Economics is generally considered a soft science, as opposed to physics or chemistry, which are hard scientists. Hard, not because difficult, although they are, but because they are
characterized as relying on quantifiable empirical data, relying on the scientific method, and focusing on accuracy and objectivity.
Whereas soft sciences, like psychology, sociology, anthropology and economics do not. They are characterized by superstitions, lies, circular reasoning, academic quackery, political correctness, and brain farts. (Although I may be mistaken about this.)
So it should come as no surprise that Wall Street traders, who are to economists what phrenologists are to really smart phrenologists, should turn to astrologers to help them earn a paycheck:
Financial astrologers like Karen Starich say traders know they’re up against a lot of rich, smart people.
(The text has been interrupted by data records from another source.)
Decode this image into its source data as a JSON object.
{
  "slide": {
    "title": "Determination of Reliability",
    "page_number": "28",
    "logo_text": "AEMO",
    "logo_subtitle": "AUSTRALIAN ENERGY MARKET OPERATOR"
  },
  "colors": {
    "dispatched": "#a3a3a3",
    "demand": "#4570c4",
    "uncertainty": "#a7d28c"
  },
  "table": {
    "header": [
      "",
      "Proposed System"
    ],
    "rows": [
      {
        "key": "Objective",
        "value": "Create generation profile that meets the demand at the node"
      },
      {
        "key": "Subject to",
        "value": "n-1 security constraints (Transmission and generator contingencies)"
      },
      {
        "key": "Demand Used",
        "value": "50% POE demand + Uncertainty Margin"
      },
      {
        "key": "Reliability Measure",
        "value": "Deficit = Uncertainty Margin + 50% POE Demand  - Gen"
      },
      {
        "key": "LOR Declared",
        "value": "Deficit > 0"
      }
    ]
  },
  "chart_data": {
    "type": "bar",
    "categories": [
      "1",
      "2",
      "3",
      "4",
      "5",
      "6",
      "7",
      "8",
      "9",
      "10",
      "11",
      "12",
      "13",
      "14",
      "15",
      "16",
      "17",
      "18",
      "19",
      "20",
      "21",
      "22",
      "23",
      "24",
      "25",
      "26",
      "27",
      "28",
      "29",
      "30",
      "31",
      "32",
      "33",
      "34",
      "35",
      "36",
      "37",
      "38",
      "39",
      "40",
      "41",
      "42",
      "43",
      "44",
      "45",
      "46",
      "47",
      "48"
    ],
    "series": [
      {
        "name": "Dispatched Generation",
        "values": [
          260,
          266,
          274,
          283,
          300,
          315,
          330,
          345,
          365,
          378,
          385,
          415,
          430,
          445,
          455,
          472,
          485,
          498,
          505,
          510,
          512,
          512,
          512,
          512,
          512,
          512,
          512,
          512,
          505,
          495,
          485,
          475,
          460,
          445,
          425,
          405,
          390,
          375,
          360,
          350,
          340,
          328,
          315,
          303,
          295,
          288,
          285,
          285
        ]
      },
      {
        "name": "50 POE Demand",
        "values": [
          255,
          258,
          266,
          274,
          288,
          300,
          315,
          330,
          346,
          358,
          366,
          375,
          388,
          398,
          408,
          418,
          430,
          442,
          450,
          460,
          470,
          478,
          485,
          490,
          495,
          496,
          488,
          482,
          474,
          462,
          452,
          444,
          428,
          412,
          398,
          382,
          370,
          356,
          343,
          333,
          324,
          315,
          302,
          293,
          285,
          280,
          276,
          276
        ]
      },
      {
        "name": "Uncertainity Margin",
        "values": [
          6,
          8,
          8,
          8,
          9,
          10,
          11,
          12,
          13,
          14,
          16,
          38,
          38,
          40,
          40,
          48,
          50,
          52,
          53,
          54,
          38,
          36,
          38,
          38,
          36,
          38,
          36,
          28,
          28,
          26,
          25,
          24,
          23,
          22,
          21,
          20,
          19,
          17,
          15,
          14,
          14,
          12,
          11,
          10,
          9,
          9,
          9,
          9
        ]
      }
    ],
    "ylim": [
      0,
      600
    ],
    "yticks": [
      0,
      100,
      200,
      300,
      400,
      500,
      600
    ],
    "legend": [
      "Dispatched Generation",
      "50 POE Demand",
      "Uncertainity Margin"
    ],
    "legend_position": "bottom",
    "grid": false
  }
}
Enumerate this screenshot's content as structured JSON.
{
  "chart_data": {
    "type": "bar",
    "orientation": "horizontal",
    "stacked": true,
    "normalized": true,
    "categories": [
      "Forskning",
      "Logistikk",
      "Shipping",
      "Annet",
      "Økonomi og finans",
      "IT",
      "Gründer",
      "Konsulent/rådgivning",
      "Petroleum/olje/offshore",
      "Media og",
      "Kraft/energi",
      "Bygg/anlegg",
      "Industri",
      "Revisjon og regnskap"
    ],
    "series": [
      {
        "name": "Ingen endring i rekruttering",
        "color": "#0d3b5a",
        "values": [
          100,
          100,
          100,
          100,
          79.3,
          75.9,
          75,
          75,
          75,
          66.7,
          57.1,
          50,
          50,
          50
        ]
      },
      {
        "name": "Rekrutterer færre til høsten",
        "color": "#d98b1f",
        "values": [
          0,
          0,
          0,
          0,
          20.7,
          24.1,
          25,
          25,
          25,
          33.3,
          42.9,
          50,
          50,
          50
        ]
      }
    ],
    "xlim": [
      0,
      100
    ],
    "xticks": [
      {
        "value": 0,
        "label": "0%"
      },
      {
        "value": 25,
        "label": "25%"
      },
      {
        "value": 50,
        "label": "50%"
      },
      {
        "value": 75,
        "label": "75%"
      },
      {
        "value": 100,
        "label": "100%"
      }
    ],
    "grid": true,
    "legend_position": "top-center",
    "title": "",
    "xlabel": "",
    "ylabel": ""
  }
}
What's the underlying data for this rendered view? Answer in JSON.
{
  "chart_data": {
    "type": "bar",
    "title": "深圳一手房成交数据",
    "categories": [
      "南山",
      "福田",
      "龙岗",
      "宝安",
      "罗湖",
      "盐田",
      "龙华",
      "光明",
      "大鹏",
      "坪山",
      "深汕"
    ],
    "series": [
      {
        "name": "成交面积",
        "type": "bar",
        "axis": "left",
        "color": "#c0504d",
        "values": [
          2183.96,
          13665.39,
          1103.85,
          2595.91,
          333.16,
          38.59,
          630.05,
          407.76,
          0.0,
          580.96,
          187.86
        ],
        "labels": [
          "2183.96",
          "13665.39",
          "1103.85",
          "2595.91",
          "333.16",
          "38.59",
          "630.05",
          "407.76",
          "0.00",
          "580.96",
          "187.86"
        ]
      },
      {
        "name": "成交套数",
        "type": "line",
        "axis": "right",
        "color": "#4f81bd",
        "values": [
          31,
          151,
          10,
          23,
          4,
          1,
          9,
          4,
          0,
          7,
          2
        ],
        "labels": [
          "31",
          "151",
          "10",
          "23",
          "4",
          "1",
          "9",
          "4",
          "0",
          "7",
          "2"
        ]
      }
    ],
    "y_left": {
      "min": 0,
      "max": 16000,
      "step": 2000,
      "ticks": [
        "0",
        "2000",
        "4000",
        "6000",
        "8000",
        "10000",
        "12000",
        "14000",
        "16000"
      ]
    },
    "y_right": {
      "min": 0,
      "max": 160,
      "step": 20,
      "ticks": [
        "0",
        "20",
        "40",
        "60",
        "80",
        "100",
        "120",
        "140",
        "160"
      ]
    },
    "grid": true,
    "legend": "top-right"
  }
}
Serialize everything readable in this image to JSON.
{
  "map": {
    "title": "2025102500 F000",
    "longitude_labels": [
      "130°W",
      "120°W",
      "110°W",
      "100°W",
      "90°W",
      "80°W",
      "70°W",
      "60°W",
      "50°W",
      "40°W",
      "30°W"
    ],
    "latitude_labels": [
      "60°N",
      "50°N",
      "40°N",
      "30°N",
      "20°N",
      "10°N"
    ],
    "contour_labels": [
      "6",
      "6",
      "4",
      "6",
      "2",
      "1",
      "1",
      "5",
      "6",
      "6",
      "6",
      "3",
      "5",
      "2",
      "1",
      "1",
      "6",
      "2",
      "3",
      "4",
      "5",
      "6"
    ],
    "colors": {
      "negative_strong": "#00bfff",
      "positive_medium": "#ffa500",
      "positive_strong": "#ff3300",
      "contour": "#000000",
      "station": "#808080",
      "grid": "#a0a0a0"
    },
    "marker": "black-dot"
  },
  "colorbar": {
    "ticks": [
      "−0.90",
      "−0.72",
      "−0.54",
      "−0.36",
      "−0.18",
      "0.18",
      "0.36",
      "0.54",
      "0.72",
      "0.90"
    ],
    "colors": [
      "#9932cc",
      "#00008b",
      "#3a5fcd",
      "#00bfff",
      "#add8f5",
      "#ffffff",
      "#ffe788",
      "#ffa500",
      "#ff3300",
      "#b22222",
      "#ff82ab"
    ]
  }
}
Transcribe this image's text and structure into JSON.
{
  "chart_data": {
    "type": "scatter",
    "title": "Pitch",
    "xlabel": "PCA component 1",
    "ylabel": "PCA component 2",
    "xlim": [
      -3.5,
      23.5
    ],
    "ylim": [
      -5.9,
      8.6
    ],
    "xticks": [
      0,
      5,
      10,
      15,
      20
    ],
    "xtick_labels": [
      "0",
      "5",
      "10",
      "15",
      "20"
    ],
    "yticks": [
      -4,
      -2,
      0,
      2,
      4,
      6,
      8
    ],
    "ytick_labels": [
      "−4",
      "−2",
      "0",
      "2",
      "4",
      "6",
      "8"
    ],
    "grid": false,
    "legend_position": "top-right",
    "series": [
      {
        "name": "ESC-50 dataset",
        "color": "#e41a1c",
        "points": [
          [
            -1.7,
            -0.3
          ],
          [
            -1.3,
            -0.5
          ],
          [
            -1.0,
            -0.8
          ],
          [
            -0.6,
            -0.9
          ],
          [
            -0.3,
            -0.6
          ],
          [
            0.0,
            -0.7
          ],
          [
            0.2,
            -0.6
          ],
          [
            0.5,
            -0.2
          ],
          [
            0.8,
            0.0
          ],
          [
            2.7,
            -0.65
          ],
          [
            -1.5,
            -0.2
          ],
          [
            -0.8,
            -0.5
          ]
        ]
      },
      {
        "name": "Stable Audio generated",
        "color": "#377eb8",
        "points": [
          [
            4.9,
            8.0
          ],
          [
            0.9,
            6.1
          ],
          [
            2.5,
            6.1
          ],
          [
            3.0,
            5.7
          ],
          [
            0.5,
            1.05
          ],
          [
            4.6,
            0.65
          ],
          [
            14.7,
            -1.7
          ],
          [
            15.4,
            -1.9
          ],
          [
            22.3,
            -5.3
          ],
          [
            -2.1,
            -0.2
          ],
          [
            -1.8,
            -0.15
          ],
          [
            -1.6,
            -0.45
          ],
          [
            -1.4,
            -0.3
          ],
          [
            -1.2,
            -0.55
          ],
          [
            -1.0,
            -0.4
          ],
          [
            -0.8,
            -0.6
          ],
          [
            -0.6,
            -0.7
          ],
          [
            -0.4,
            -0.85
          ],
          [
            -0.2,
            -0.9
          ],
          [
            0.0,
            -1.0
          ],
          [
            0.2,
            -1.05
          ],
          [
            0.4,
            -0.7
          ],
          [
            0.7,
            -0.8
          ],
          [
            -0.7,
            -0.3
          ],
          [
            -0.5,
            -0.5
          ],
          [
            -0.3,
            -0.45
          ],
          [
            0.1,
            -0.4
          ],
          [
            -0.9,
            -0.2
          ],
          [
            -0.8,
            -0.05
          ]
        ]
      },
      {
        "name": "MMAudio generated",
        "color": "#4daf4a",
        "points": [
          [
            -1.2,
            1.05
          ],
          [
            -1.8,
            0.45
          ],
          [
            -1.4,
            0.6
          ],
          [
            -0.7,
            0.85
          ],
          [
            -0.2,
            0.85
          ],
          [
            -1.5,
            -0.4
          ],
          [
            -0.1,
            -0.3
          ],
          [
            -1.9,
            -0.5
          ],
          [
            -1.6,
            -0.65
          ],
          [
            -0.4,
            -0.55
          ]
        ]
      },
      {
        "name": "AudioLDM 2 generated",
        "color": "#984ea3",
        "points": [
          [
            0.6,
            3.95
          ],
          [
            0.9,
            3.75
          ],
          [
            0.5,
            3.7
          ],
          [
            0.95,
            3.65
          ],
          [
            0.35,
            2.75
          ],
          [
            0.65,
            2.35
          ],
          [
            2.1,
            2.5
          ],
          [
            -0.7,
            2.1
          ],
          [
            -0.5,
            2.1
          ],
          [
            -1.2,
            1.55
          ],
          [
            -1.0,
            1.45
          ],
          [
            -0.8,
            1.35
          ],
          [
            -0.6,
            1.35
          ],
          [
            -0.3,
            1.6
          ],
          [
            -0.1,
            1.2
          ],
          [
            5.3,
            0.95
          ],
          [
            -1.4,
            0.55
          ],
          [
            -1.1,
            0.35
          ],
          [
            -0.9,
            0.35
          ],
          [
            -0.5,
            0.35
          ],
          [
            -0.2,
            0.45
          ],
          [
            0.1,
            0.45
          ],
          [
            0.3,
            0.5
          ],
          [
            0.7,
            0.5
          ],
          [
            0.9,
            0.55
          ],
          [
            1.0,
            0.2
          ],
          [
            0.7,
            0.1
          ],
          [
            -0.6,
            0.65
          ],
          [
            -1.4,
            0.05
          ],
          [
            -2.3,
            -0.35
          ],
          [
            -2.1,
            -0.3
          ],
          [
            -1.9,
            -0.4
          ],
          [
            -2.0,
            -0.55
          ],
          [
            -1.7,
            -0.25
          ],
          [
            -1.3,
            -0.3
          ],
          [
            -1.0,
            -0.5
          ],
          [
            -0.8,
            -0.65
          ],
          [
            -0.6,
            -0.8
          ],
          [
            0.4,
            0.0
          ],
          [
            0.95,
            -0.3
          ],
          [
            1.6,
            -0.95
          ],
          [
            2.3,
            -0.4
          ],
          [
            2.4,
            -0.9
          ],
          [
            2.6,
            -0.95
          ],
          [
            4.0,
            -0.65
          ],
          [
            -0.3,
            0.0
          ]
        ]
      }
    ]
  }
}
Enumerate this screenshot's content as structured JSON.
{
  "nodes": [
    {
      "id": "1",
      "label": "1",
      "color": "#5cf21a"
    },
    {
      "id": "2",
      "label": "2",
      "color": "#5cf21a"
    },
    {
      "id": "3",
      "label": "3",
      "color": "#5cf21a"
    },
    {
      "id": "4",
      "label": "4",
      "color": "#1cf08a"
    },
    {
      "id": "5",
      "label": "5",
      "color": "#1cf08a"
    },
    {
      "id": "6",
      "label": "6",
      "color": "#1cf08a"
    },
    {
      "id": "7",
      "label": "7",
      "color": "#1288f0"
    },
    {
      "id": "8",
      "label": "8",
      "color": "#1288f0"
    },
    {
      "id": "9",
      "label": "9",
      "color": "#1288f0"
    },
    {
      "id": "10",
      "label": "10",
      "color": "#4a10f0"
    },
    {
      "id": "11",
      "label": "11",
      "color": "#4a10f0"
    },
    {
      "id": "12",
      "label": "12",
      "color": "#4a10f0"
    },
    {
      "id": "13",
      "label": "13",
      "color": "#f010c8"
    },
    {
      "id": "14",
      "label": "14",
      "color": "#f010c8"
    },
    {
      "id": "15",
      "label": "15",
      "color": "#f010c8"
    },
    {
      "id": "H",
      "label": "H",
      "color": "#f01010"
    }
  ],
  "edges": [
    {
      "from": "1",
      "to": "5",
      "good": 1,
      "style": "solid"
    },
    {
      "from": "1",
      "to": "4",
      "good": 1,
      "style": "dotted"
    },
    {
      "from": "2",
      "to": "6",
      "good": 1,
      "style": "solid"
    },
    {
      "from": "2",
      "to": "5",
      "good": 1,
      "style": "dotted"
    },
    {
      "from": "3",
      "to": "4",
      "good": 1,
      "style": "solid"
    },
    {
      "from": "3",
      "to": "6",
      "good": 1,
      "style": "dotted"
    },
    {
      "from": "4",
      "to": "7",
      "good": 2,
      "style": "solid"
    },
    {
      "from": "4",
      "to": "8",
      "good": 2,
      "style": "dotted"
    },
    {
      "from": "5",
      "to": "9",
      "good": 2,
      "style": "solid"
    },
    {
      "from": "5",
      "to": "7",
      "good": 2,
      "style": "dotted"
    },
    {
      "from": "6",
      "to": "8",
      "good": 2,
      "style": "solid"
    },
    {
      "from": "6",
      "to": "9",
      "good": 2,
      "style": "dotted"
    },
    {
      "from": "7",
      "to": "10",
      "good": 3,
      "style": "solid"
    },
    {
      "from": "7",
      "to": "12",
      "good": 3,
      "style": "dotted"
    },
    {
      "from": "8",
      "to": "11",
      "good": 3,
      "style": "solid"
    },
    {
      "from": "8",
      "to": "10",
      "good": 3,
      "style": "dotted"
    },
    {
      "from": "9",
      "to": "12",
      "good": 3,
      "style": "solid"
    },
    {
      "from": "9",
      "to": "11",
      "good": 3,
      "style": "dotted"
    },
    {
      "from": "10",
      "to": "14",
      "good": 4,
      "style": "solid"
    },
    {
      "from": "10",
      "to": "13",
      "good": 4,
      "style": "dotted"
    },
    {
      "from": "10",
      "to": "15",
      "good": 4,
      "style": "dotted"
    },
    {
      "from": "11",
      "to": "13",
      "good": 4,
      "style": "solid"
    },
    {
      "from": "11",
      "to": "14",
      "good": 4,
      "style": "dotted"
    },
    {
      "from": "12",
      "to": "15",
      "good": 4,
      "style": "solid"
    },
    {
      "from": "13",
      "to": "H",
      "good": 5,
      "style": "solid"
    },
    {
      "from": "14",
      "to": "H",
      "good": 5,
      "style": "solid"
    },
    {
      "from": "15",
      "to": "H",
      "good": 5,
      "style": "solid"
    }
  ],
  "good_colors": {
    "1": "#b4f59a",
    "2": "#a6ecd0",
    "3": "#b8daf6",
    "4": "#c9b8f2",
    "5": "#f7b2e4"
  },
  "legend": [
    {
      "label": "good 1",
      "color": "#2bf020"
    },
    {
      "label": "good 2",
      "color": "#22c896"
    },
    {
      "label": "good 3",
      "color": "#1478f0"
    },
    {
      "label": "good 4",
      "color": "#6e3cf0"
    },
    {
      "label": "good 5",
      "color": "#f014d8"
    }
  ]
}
“They want to have that edge,” she says. “They want to know what the future is.”
Starich chargest $237 annually for her newsletter, which 300 traders subscribe to for news of what will happen to the stock prices of companies, or even bigger, to the Federal Reserve. She sees dark times ahead in the Fed’s horoscope.
“They now have Saturn squared to Neptune, which is really bankruptcy,” Starich explains.
Neptune represents money. But when Saturn shows up in a chart, it indicates restriction. So for the Fed, that means the “fiscal cliff is here, and there’s no place to go except to print more money or unravel these financial institutions,” Starich says.
Of course, a lot of Wall Street traders, and others, don’t want it to be known that they’re relying on anything other than their own talent. Arch Crawford, a financial astrologer who actually got his start on Wall Street as a stock analyst at Merrill Lynch, recalls one subscriber asking for his newsletter in “brown paper wrappers.”
Crawford warns his 2,000 subscribers particularly against the dangers of Mercury in retrograde—
I’m sorry, I couldn’t even finish the quote…
Astrology plagued the church — both clergy and laity — for centuries. Philip Melanchthon’s obsession with it drove Luther batty:
No one will persuade me, neither Paul nor an angel from heaven, nor even Melanchthon, to believe in the predictions of astrology, which are mistaken so many times that nothing is more unreliable.
Is it worth expending even the electricity to express the contempt with which I hold astrology? That someone would pay even one thin drachma to consult one of these frauds is itself a sign of both Original Sin and Original Stupidity. Obviously, the fall from grace resulted in dented noggins.
The OT prohibition against consulting mediums was intended to warn against trafficking in dark forces. But some prohibitions I’m convinced were just to keep people from looking like total morons, as if God were saying, “Please stop making me look bad. Sin can be forgiven but stupid is forever.”